Caribou Inuit (/ᑭᕙᓪᓕᕐᒥᐅᑦ), barren-ground caribou hunters, are Inuit who live west of Hudson Bay in Kivalliq Region, Nunavut, between 61° and 65° N and 90° and 102° W in Northern Canada. They were originally named "Caribou Eskimo" by the Danish Fifth Thule Expedition of 19211924 led by Knud Rasmussen. Caribou Inuit are the southernmost subgroup of the Central Inuit.

Groups
Ahialmiut
Ahialmiut relied on caribou year-round.  They spent summers on the Qamanirjuaq calving grounds at Qamanirjuaq Lake ("huge lake adjoining a river at both ends") and spent winters following the herd to the north.

Akilinirmiut
Akilinirmiut were located in the Thelon River area by the Akiliniq Hills (A-ki, meaning "the other side") to the north of Beverly Lake and also visible above Aberdeen Lake. Some lived northwest of Baker Lake (Qamani'tuuaq), along with Qairnirmiut and Hauniqturmiut. Many relocated to Aberdeen Lake because of starvation or education opportunities.

Hanningajurmiut
Hanningajurmiut, or Hanningaruqmiut, or Hanningajulinmiut {"the people of the place that lies across"} lived at Garry Lake, south of the Utkuhiksalingmiut. Many Hanningajurmiut starved in 1958 when the caribou bypassed their traditional hunting grounds, but the 31 who survived were relocated to Baker.

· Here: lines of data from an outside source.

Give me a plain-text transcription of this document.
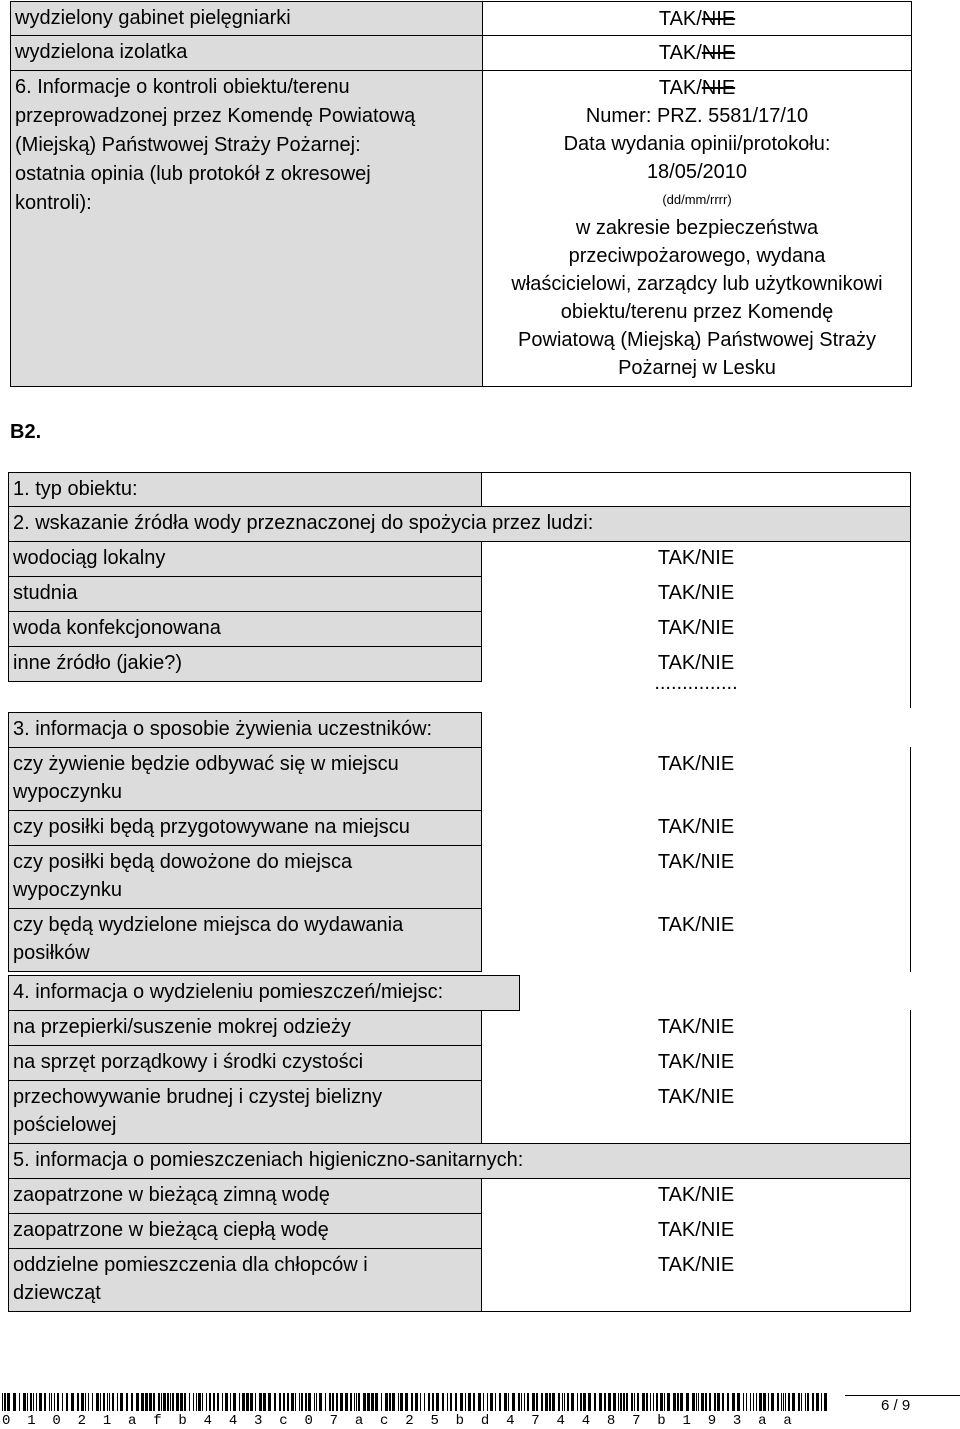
wydzielony gabinet pielęgniarki	TAK/NIE
wydzielona izolatka	TAK/NIE
6. Informacje o kontroli obiektu/terenu
przeprowadzonej przez Komendę Powiatową
(Miejską) Państwowej Straży Pożarnej:
ostatnia opinia (lub protokół z okresowej
kontroli):
TAK/NIE
Numer: PRZ. 5581/17/10
Data wydania opinii/protokołu:
18/05/2010
(dd/mm/rrrr)
w zakresie bezpieczeństwa
przeciwpożarowego, wydana
właścicielowi, zarządcy lub użytkownikowi
obiektu/terenu przez Komendę
Powiatową (Miejską) Państwowej Straży
Pożarnej w Lesku
B2.
1. typ obiektu:
2. wskazanie źródła wody przeznaczonej do spożycia przez ludzi:
wodociąg lokalny	TAK/NIE
studnia	TAK/NIE
woda konfekcjonowana	TAK/NIE
inne źródło (jakie?)	TAK/NIE
...............
3. informacja o sposobie żywienia uczestników:
czy żywienie będzie odbywać się w miejscu
wypoczynku
TAK/NIE
czy posiłki będą przygotowywane na miejscu	TAK/NIE
czy posiłki będą dowożone do miejsca
wypoczynku
TAK/NIE
czy będą wydzielone miejsca do wydawania
posiłków
TAK/NIE
4. informacja o wydzieleniu pomieszczeń/miejsc:
na przepierki/suszenie mokrej odzieży	TAK/NIE
na sprzęt porządkowy i środki czystości	TAK/NIE
przechowywanie brudnej i czystej bielizny
pościelowej
TAK/NIE
5. informacja o pomieszczeniach higieniczno-sanitarnych:
zaopatrzone w bieżącą zimną wodę	TAK/NIE
zaopatrzone w bieżącą ciepłą wodę	TAK/NIE
oddzielne pomieszczenia dla chłopców i
dziewcząt
TAK/NIE
0  1  0  2  1  a  f  b  4  4  3  c  0  7  a  c  2  5  b  d  4  7  4  4  8  7  b  1  9  3  a  a
6 / 9
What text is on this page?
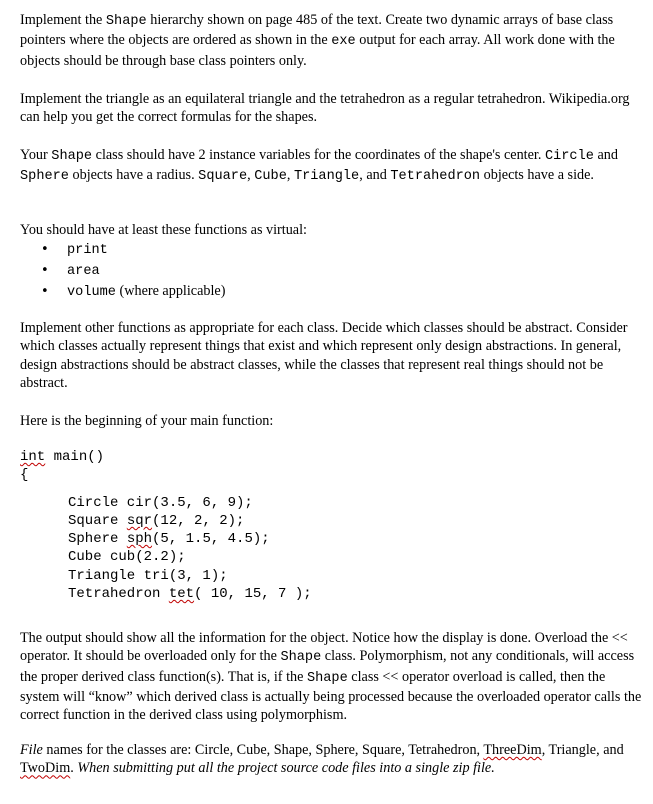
Implement the Shape hierarchy shown on page 485 of the text. Create two dynamic arrays of base class pointers where the objects are ordered as shown in the exe output for each array. All work done with the objects should be through base class pointers only.

Implement the triangle as an equilateral triangle and the tetrahedron as a regular tetrahedron. Wikipedia.org can help you get the correct formulas for the shapes.

Your Shape class should have 2 instance variables for the coordinates of the shape's center. Circle and Sphere objects have a radius. Square, Cube, Triangle, and Tetrahedron objects have a side.

You should have at least these functions as virtual:

• print
• area
• volume (where applicable)

Implement other functions as appropriate for each class. Decide which classes should be abstract. Consider which classes actually represent things that exist and which represent only design abstractions. In general, design abstractions should be abstract classes, while the classes that represent real things should not be abstract.

Here is the beginning of your main function:

int main()
{
Circle cir(3.5, 6, 9);
Square sqr(12, 2, 2);
Sphere sph(5, 1.5, 4.5);
Cube cub(2.2);
Triangle tri(3, 1);
Tetrahedron tet( 10, 15, 7 );

The output should show all the information for the object. Notice how the display is done. Overload the << operator. It should be overloaded only for the Shape class. Polymorphism, not any conditionals, will access the proper derived class function(s). That is, if the Shape class << operator overload is called, then the system will “know” which derived class is actually being processed because the overloaded operator calls the correct function in the derived class using polymorphism.

File names for the classes are: Circle, Cube, Shape, Sphere, Square, Tetrahedron, ThreeDim, Triangle, and TwoDim. When submitting put all the project source code files into a single zip file.
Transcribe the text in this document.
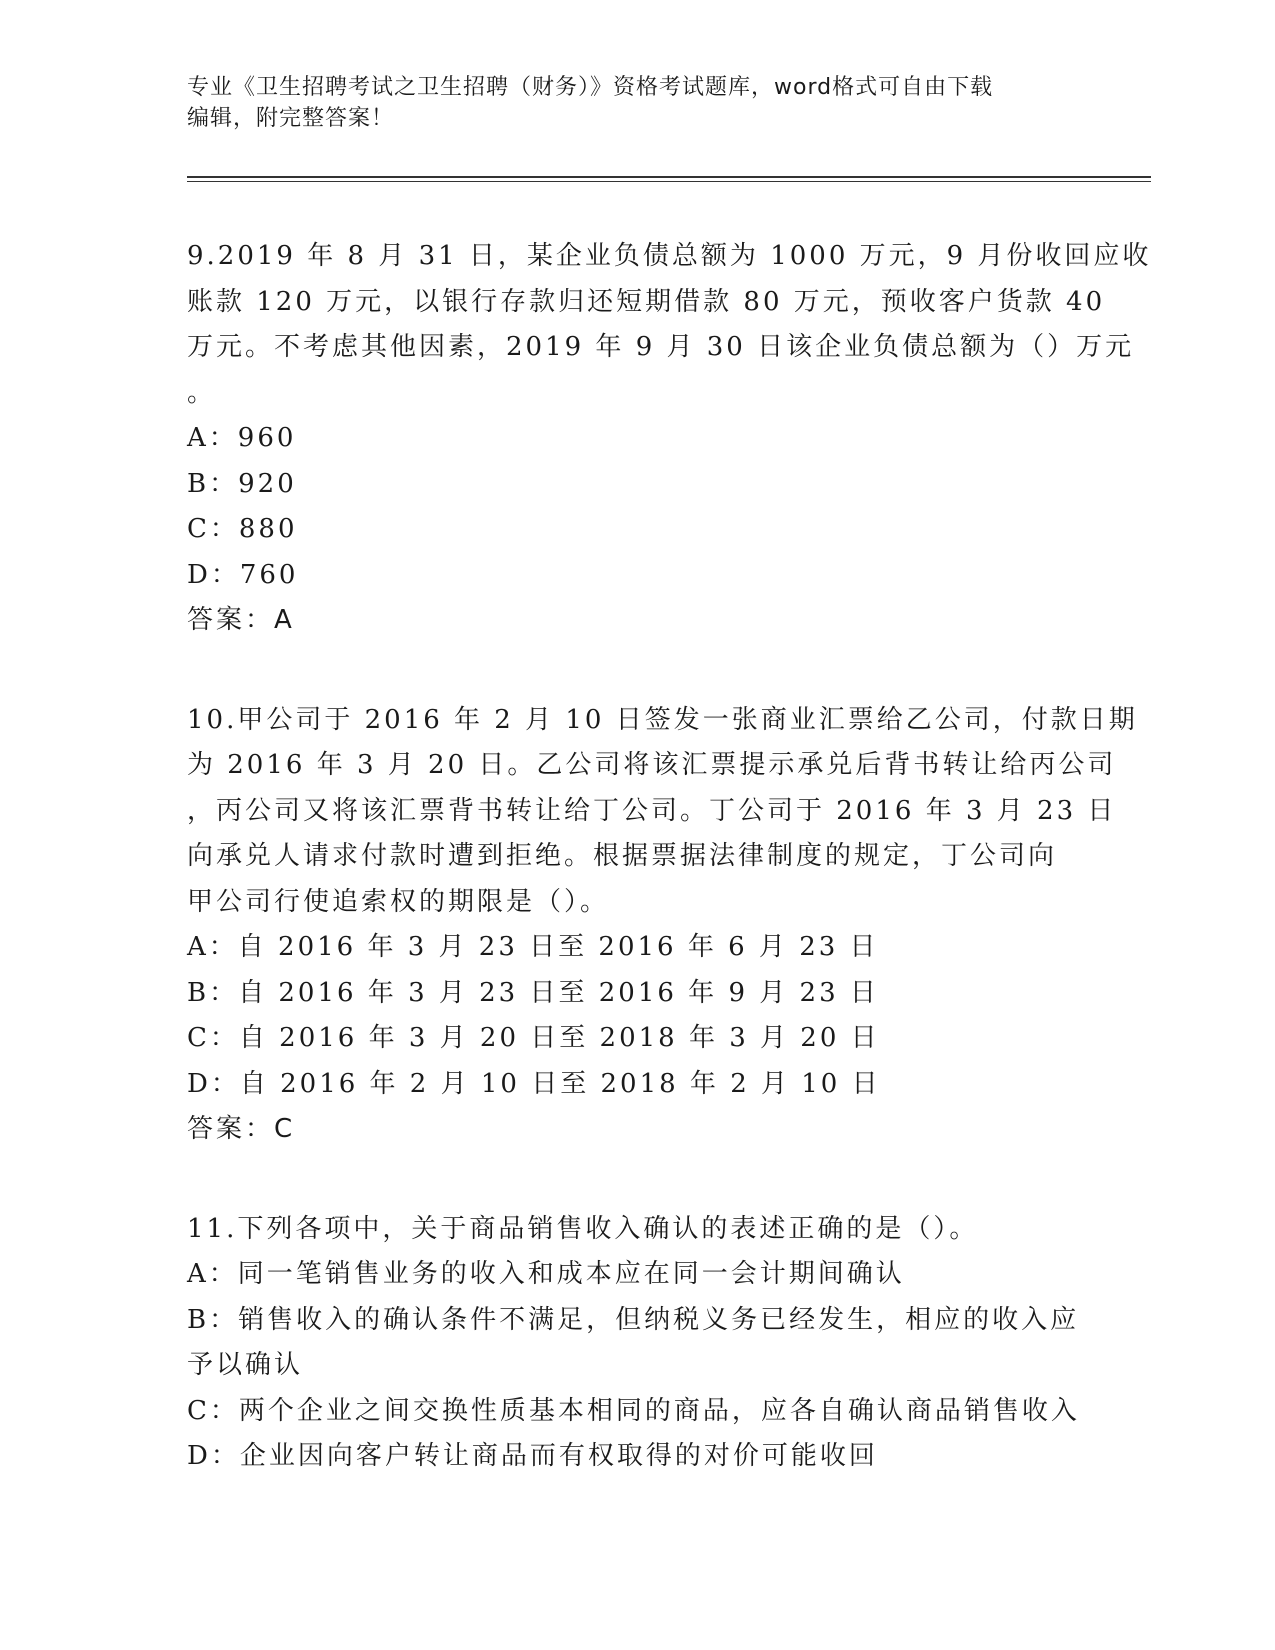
专业《卫生招聘考试之卫生招聘（财务）》资格考试题库，word格式可自由下载
编辑，附完整答案！
9.2019 年 8 月 31 日，某企业负债总额为 1000 万元，9 月份收回应收
账款 120 万元，以银行存款归还短期借款 80 万元，预收客户货款 40
万元。不考虑其他因素，2019 年 9 月 30 日该企业负债总额为（）万元
。
A：960
B：920
C：880
D：760
答案：A
10.甲公司于 2016 年 2 月 10 日签发一张商业汇票给乙公司，付款日期
为 2016 年 3 月 20 日。乙公司将该汇票提示承兑后背书转让给丙公司
，丙公司又将该汇票背书转让给丁公司。丁公司于 2016 年 3 月 23 日
向承兑人请求付款时遭到拒绝。根据票据法律制度的规定，丁公司向
甲公司行使追索权的期限是（）。
A：自 2016 年 3 月 23 日至 2016 年 6 月 23 日
B：自 2016 年 3 月 23 日至 2016 年 9 月 23 日
C：自 2016 年 3 月 20 日至 2018 年 3 月 20 日
D：自 2016 年 2 月 10 日至 2018 年 2 月 10 日
答案：C
11.下列各项中，关于商品销售收入确认的表述正确的是（）。
A：同一笔销售业务的收入和成本应在同一会计期间确认
B：销售收入的确认条件不满足，但纳税义务已经发生，相应的收入应
予以确认
C：两个企业之间交换性质基本相同的商品，应各自确认商品销售收入
D：企业因向客户转让商品而有权取得的对价可能收回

Most never returned permanently to Garry Lake.

Harvaqtuurmiut
Harvaqtuurmiut were a northern group located in the region of Kazan River, Yathkyed Lake, Kunwak River, Beverly Lake, and Dubawnt River. By the early 1980s, most lived at Baker Lake.

Hauniqtuurmiut
Hauneqtormiut, or Hauniqtuurmiut, or Kangiqliniqmiut, ("dwellers where bones abound") were a smaller band who lived near the coast, south of Qairnirmiuts, around the Wilson River and Ferguson River. By the 1980s, they were absorbed into subgroups at Whale Cove and Rankin Inlet.

Ahiarmiut
Ahiarmiut ("people from beyond" or "the out-of-the-way dwellers") were located at the banks of the Kazan River, Ennadai Lake, Little Dubawnt Lake (Kamilikuak), and north of Thlewiaza (Kugjuaq; "Big River"). Relocations in the 1950s included to Henik Lake, Whale Cove, and by the 1980s, most were in Eskimo Point.

Paallirmiut
Paallirmiut ("people of the willow"), or Padlermiut ("people from the Padlei River region"), or Padleimiut were the most populous band. They were located south of the Hauniqtuurmiut and Harvaqtuurmiut bands.  Paallirmiut were split into a coast-visiting (Arviat) subgroup who spent the hunting season on the lower Maguse River, and an interior subgroup who stayed year-round in the Yathkyed Lake to Dubawnt Lake area. After Hudson's Bay Company ships discontinued trading the Keewatin coast in 1790, Paallirmiut traveled to Fort Prince of Wales for trade. The Arvia'juaq and Qikiqtaarjuk National Historic Site is the band's historic summer camping site. By the 1980s, most lived in Eskimo Point (Arviat).

Qaernermiut
Qaernermiut ("dwellers of the flat land"), or Qairnirmiut ("bedrock people"), or Kinipetu (Franz Boas, 1901), or Kenepetu, a northern group, were located from the sea coast between Chesterfield Inlet to Rankin Inlet across to their main area around Baker Lake and some even to Beverly Lake. By the early 1980s, most lived at Baker Lake.

Utkuhiksalingmiut
Utkuhiksalingmiut ("people who have cooking pots"), were located in the Chantrey Inlet area around the Back River, near Baker Lake. They made their pots (utkusik) from soapstone of the area, therefore their name. Their dialect is a variant of Natsilingmiutut, spoken by the Netsilik.

Origin
Lacking an early written language, Caribou Inuit pre-history is unclear. There are three main theories:
Caribou Inuit are the descendants of an interior Eskimo culture that spread in Arctic North America and Greenland. (Birket-Smith, 1930; Rasmussen, 1930; Czonka, 1995)
Caribou Inuit are the descendants of Thule people who had migrated from Alaska. (Mathiassen, 1927)
Caribou Inuit were the 17th century descendants of a migratory subgroup of Copper Inuit from the arctic coast. (Taylor, 1972; Burch, 1978) While this is the most current hypothesis, it is still unproven. (Czonka, 1998)

History
Caribou Inuit ancestors originally went back and forth between the Barrenlands to hunt the Beverly and the Qamanirjuaq ("Kaminuriak") caribou herds during seasonal migrations; and the Hudson Bay (Tariurjuaq) for whaling and to fish during the winters. The Chipewyan Sayisi Dene were caribou hunters also, but they stayed inland year-round. Because of waning caribou populations during extended periods, including the 18th century, the Dene moved away from the area, and the Caribou Inuit began to live inland year-round harvesting enough caribou to get through winters without reliance on coastal life.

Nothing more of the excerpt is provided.